Niveau pouvoir d’achat c’est un régal d’autant que la pluparts des activités sont gratuites
L'Arménie pour moi restera
Une beauté montagneuse qui réjouira les randonneurs de tous poils et les afficionados de panorama à toute heure de la journée. C’est aussi une cuisine qui séduira les gourmets qui apprécient les plats frais et fleuris qui rappellent le Moyen Orient.
L’Arménie reste aussi pour moi un souvenir d’hospitalité et la preuve que la communication ne passe pas que par la langue. C’est un geste à l’entrée d’un magasin, un sourire dans la rue, des fruits offerts dans un parking…Rencontrer l’Arménie c’est comme revoir un ami lointain.
Cette destination séduira les routards curieux en recherche de nature et sensibles à son histoire spirituelle.
Il est parfaitement adapté pour road trip seul ou accompagné
Mon souvenir de l’Arménie c’est
Erevan, la capitale
Complètement différente du reste du pays, la capitale m’a étonné par son parfum de dolce vita, ses cafés, son animation nocturne qui donnent plaisir à arpenter ses rues aérées, propres et vertes.
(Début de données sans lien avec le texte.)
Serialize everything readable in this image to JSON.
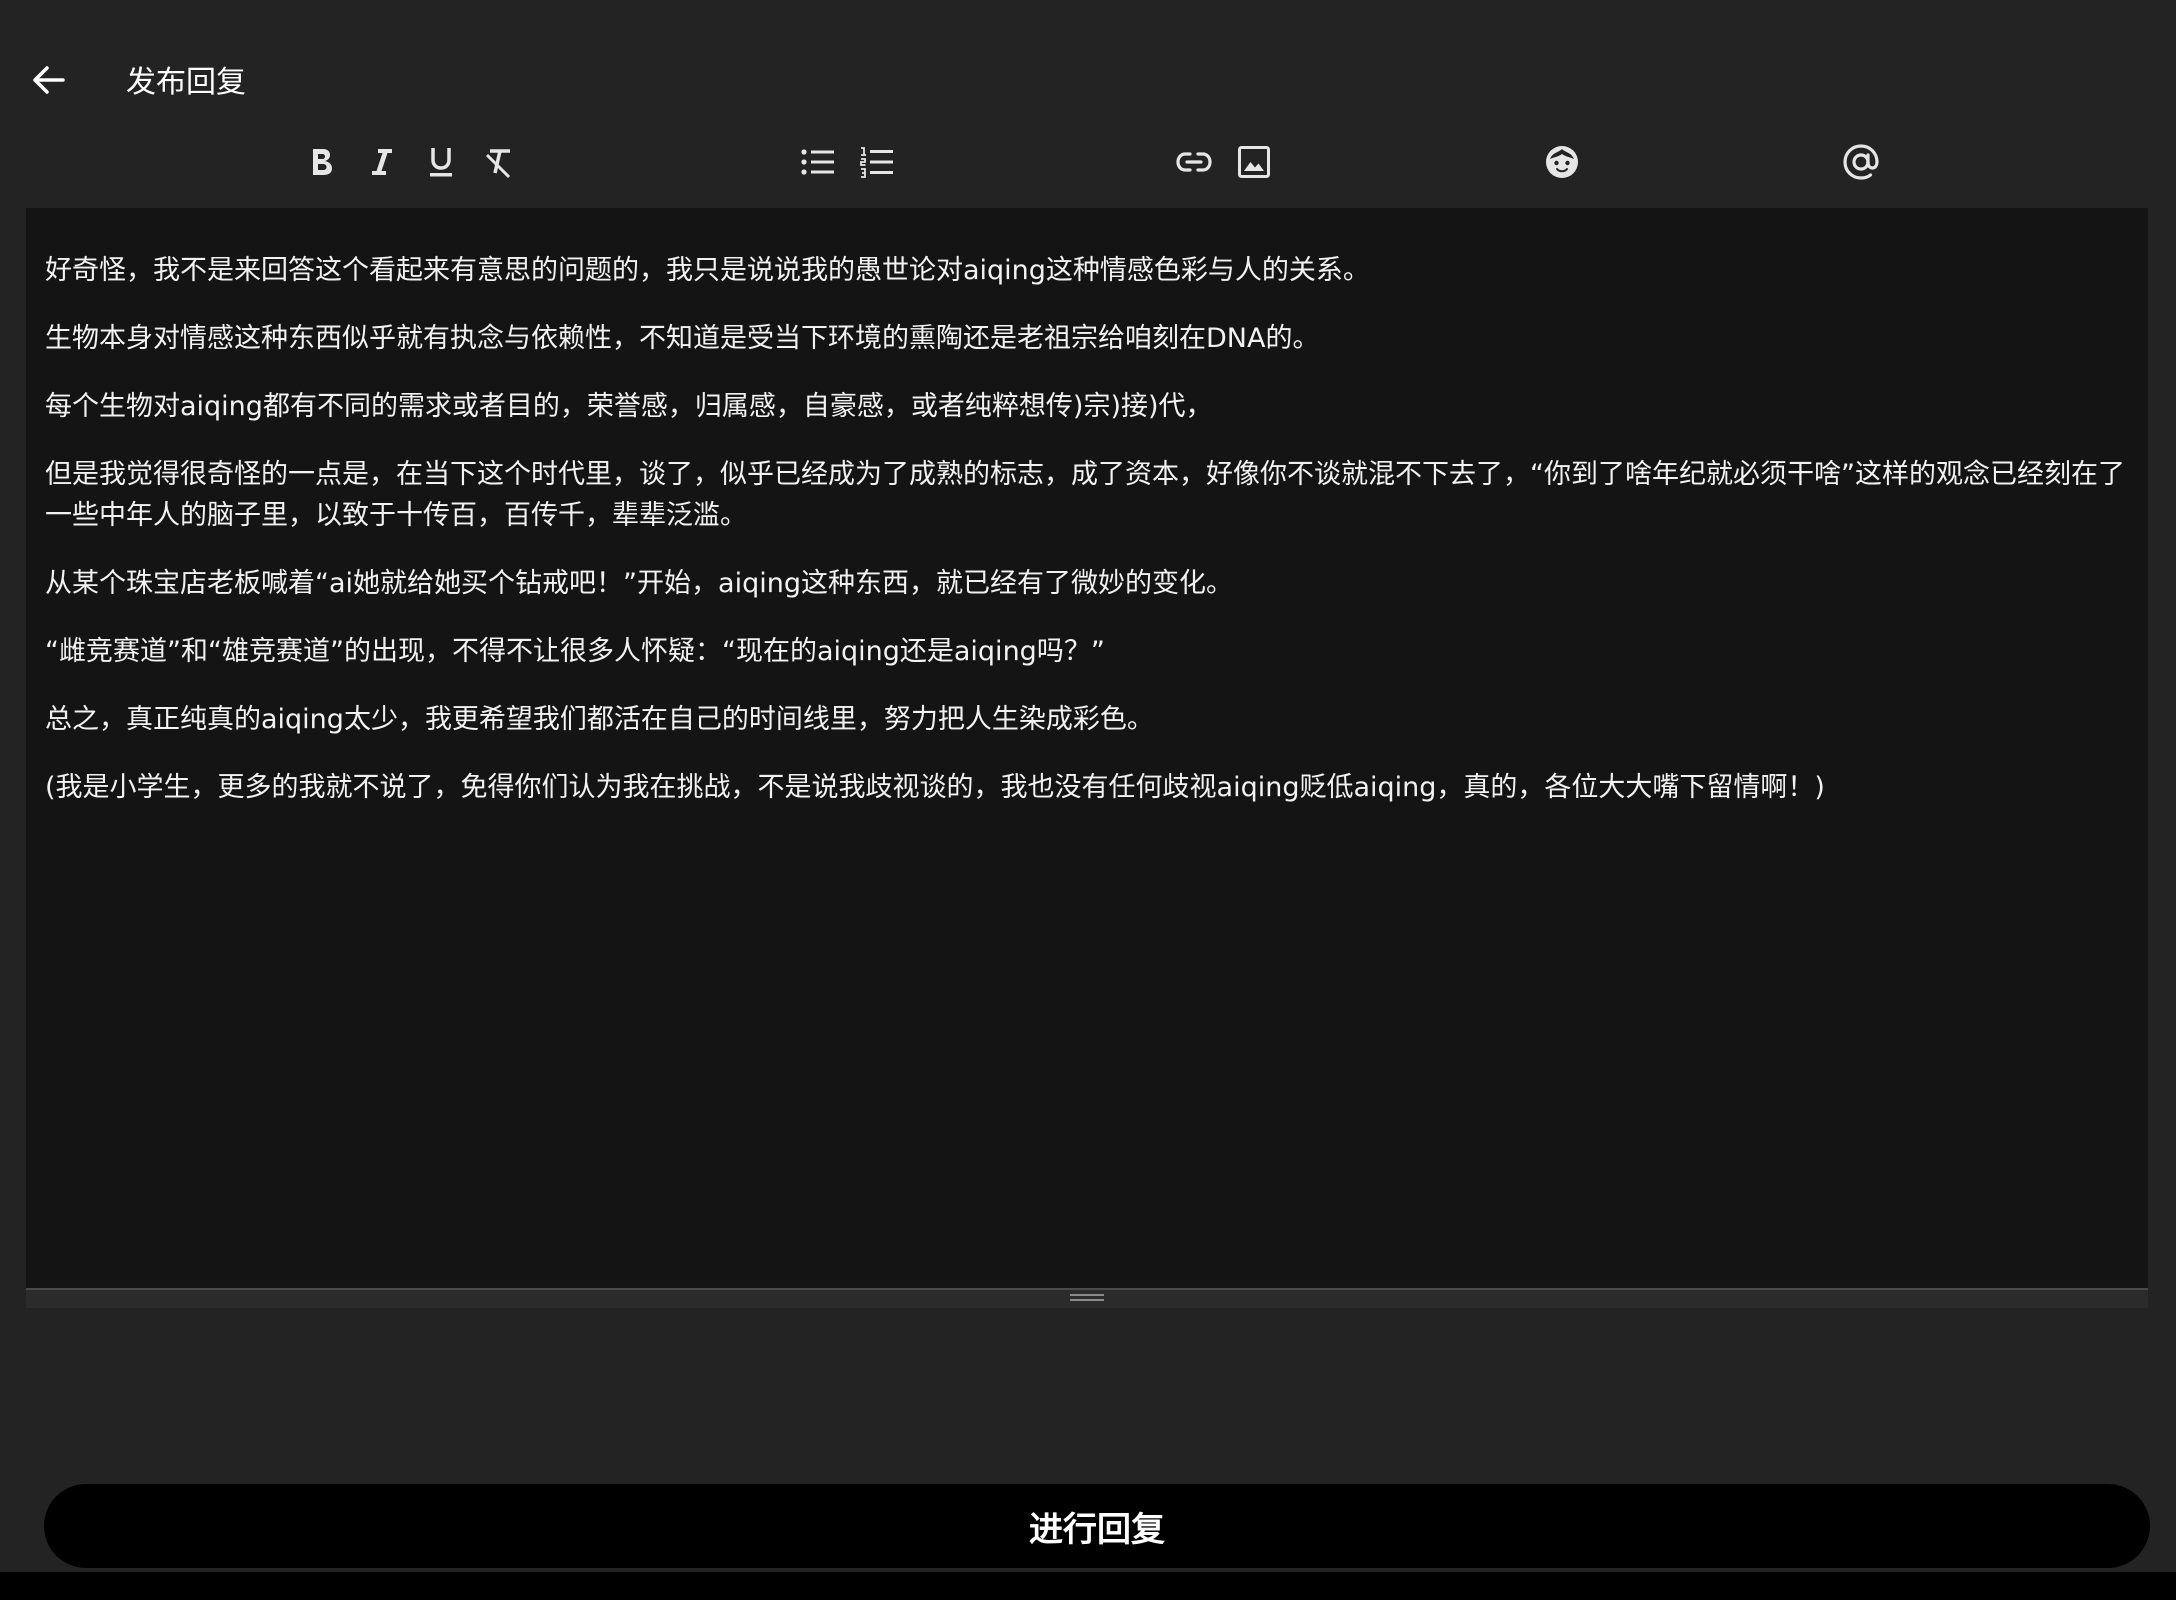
{
  "header": {
    "title": "发布回复",
    "back_icon": "arrow-left-icon"
  },
  "toolbar": {
    "icons": [
      "bold-icon",
      "italic-icon",
      "underline-icon",
      "clear-format-icon",
      "bullet-list-icon",
      "numbered-list-icon",
      "link-icon",
      "image-icon",
      "emoji-icon",
      "mention-icon"
    ]
  },
  "editor": {
    "paragraphs": [
      "好奇怪，我不是来回答这个看起来有意思的问题的，我只是说说我的愚世论对aiqing这种情感色彩与人的关系。",
      "生物本身对情感这种东西似乎就有执念与依赖性，不知道是受当下环境的熏陶还是老祖宗给咱刻在DNA的。",
      "每个生物对aiqing都有不同的需求或者目的，荣誉感，归属感，自豪感，或者纯粹想传)宗)接)代，",
      "但是我觉得很奇怪的一点是，在当下这个时代里，谈了，似乎已经成为了成熟的标志，成了资本，好像你不谈就混不下去了，“你到了啥年纪就必须干啥”这样的观念已经刻在了一些中年人的脑子里，以致于十传百，百传千，辈辈泛滥。",
      "从某个珠宝店老板喊着“ai她就给她买个钻戒吧！”开始，aiqing这种东西，就已经有了微妙的变化。",
      "“雌竞赛道”和“雄竞赛道”的出现，不得不让很多人怀疑：“现在的aiqing还是aiqing吗？”",
      "总之，真正纯真的aiqing太少，我更希望我们都活在自己的时间线里，努力把人生染成彩色。",
      "(我是小学生，更多的我就不说了，免得你们认为我在挑战，不是说我歧视谈的，我也没有任何歧视aiqing贬低aiqing，真的，各位大大嘴下留情啊！)"
    ]
  },
  "submit": {
    "label": "进行回复"
  },
  "colors": {
    "background": "#232323",
    "editor_background": "#141414",
    "button_background": "#000000",
    "text": "#ffffff"
  }
}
Erevan est une respiration bien méritée après avoir battue la campagne.
Sa nature changeante
Cayons, steppes et forêts dans un mouchoir de poche. L’Arménie est une toile de nature avec toute une palette d’inspirations et de couleurs. On en oublie la route, tant le paysage vaut à lui seul la balade. Cet écrin montagneux et changeant est époustouflant et mérite d’être exploré !
La vie nocturne
Hormis à Everan, la vie nocturne arménienne est plutôt décevante. Trouver un bar n’est pas simple et que dire d’une discothèque….Les arméniens leur préfèrent les cafés et les salles de jeux vidéos. Qu’à cela ne tienne.